University President Jem Spectar opened the luncheon with remarks about how far UPJ has come from its humble beginnings on one floor of the Greater Johnstown High School in 1927 to a more-than-600-acre campus in Richland Township.
In the beginning, the school was a two-year college and one of the first regional campuses of a major university in the country.
Soon, the students outgrew the facility, and in 1946, the institution was moved to the former Cypress Avenue grade school, otherwise known as the "Asphalt Campus," where it remained for roughly 20 more years before the Richland school was completed in the late 1960s.
Spectar said the first move was in response to increased enrollment as soldiers leveraging the GI. bill after World War II earned credits there before transferring to the main campus.
Alumni from that building were honored at Thursday's event.
Spectar told the crowd that those students laid the foundation for what Pitt-Johnstown is today, noting some of their many accomplishments, from working for the National Aeronautics and Space Administration and U.S. government to holding elected offices and serving with the state Public Utilities Commission.
"We are overjoyed to celebrate the thousands of men and women who have achieved personal and professional success," Spectar said.
The keynote speaker for the event, Jack Daniel, was also an alumnus of the campus.
Spectar described him as "one of the most distinguished graduates of Pitt-Johnstown" and someone who's had a tremendous impact on education, especially at Pitt.
Daniel enrolled at the regional campus in 1960, thanks to a donor's generosity, and earned a bachelor's degree in psychology by 1963.

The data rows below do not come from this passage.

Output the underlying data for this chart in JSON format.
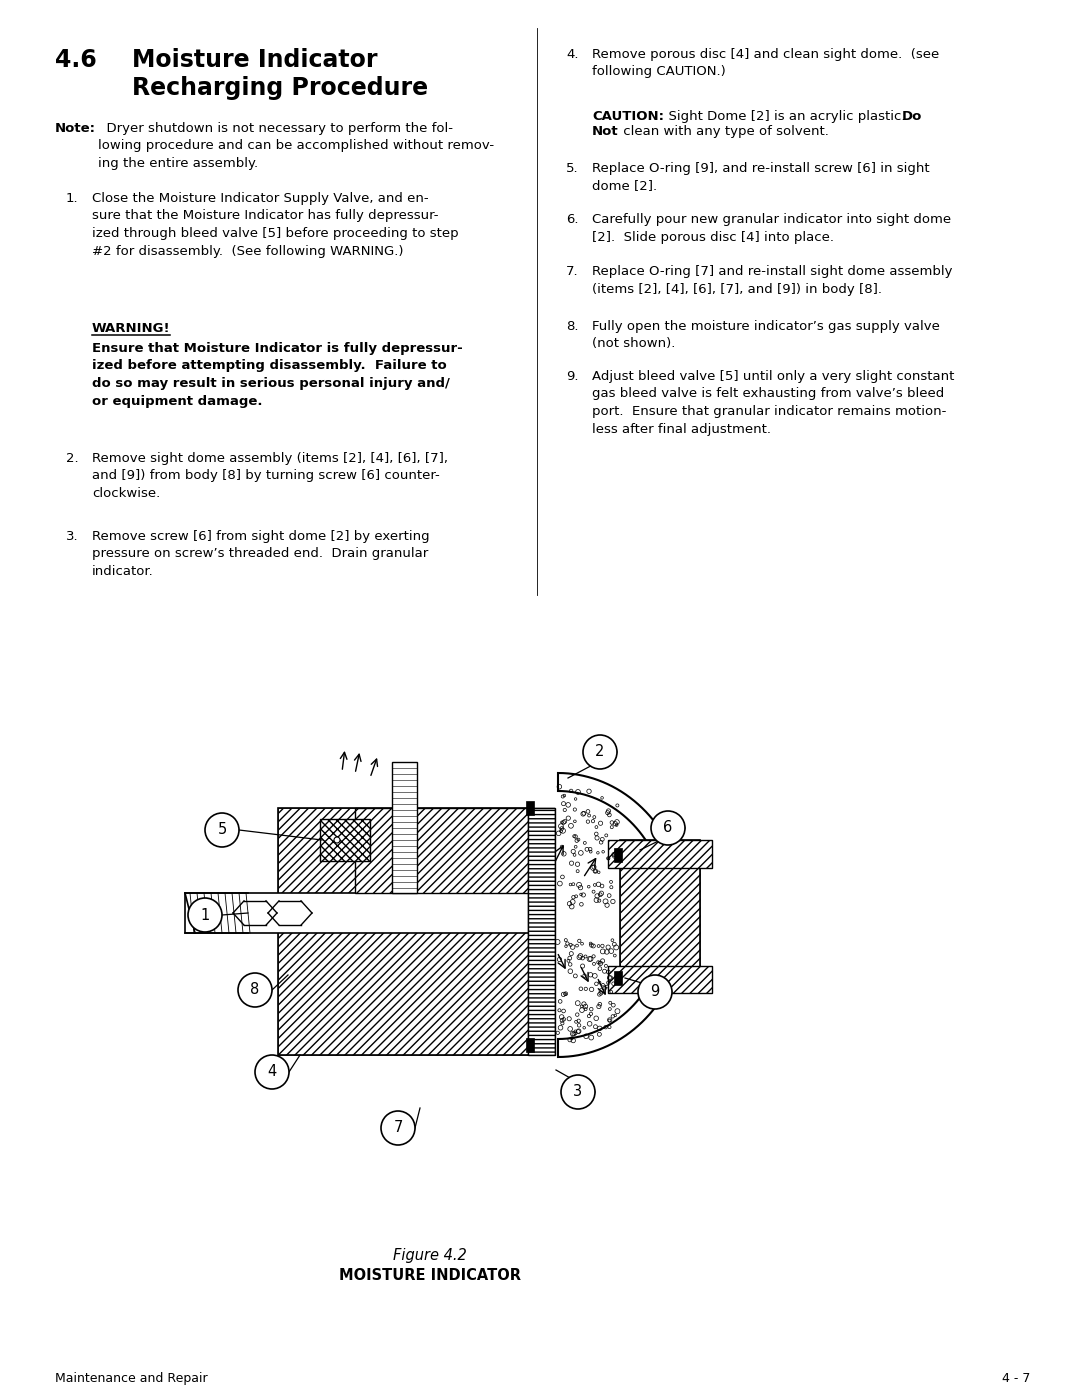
{
  "bg_color": "#ffffff",
  "text_color": "#000000",
  "title_num": "4.6",
  "title_line1": "Moisture Indicator",
  "title_line2": "Recharging Procedure",
  "note_bold": "Note:",
  "note_rest": "  Dryer shutdown is not necessary to perform the fol-\nlowing procedure and can be accomplished without remov-\ning the entire assembly.",
  "item1_num": "1.",
  "item1_text": "Close the Moisture Indicator Supply Valve, and en-\nsure that the Moisture Indicator has fully depressur-\nized through bleed valve [5] before proceeding to step\n#2 for disassembly.  (See following WARNING.)",
  "warning_head": "WARNING!",
  "warning_body": "Ensure that Moisture Indicator is fully depressur-\nized before attempting disassembly.  Failure to\ndo so may result in serious personal injury and/\nor equipment damage.",
  "item2_num": "2.",
  "item2_text": "Remove sight dome assembly (items [2], [4], [6], [7],\nand [9]) from body [8] by turning screw [6] counter-\nclockwise.",
  "item3_num": "3.",
  "item3_text": "Remove screw [6] from sight dome [2] by exerting\npressure on screw’s threaded end.  Drain granular\nindicator.",
  "item4_num": "4.",
  "item4_text": "Remove porous disc [4] and clean sight dome.  (see\nfollowing CAUTION.)",
  "caution_head": "CAUTION:",
  "caution_line1a": "  Sight Dome [2] is an acrylic plastic.  ",
  "caution_line1b_bold": "Do",
  "caution_line2a_bold": "Not",
  "caution_line2b": " clean with any type of solvent.",
  "item5_num": "5.",
  "item5_text": "Replace O-ring [9], and re-install screw [6] in sight\ndome [2].",
  "item6_num": "6.",
  "item6_text": "Carefully pour new granular indicator into sight dome\n[2].  Slide porous disc [4] into place.",
  "item7_num": "7.",
  "item7_text": "Replace O-ring [7] and re-install sight dome assembly\n(items [2], [4], [6], [7], and [9]) in body [8].",
  "item8_num": "8.",
  "item8_text": "Fully open the moisture indicator’s gas supply valve\n(not shown).",
  "item9_num": "9.",
  "item9_text": "Adjust bleed valve [5] until only a very slight constant\ngas bleed valve is felt exhausting from valve’s bleed\nport.  Ensure that granular indicator remains motion-\nless after final adjustment.",
  "figure_label": "Figure 4.2",
  "figure_title": "MOISTURE INDICATOR",
  "footer_left": "Maintenance and Repair",
  "footer_right": "4 - 7"
}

From there, he went on to get a master's degree and doctorate from Pitt by 1968 and became an American Council on Education fellow at Stanford University in 1973.
Daniel's distinguished career includes teaching communications at the University of Pittsburgh, serving as chair of the Department of Black Studies, dean of students, associate dean of the College of Arts and Sciences and holding several provost positions.
He's also held leadership roles in the National Communication Association and as a member of the Governing Board of the College Board.
The Prospect neighborhood native said that prior to enrolling at the college, he was on a path of self-destruction.
He credited the school for not only his personal success but that of his family as well.
Throughout his speech, Daniel provided personal anecdotes about his time at Cypress Avenue, noted that many equity and social justice issues he faced 60 years ago still exist today, and how although that school he attended is gone he still feels like he can return home.
As for celebrating UPJ's 95th year, he said he's glad he "lived long enough to see it and participate in it."
Another alumnus, Don Zucco, former mayor of Johnstown and superintendent of Greater Johnstown schools, said as a city resident it made sense for him to attend UPJ before moving to the main campus.
He enrolled in 1959 and remained there until 1961.
"They provided an outstanding education," Zucco said. "It was second to none."
During the luncheon, Lane Miller received the distinguished alumni award, which is presented to alumni with significant accomplishments in their careers and a commitment to Pitt-Johnstown; John Wozniak was given the alumni legacy award, for his lifelong commitment to the school; and Howard "Skip" and Adelle Picking got the community champion award because of their dedication of considerable time and energy toward Pitt-Johnstown and the community's success.
Homecoming events continue through the weekend with a golf outing on Friday, barbecue and meet-and-greet, 5K race on Saturday followed by several sporting events and campus tours.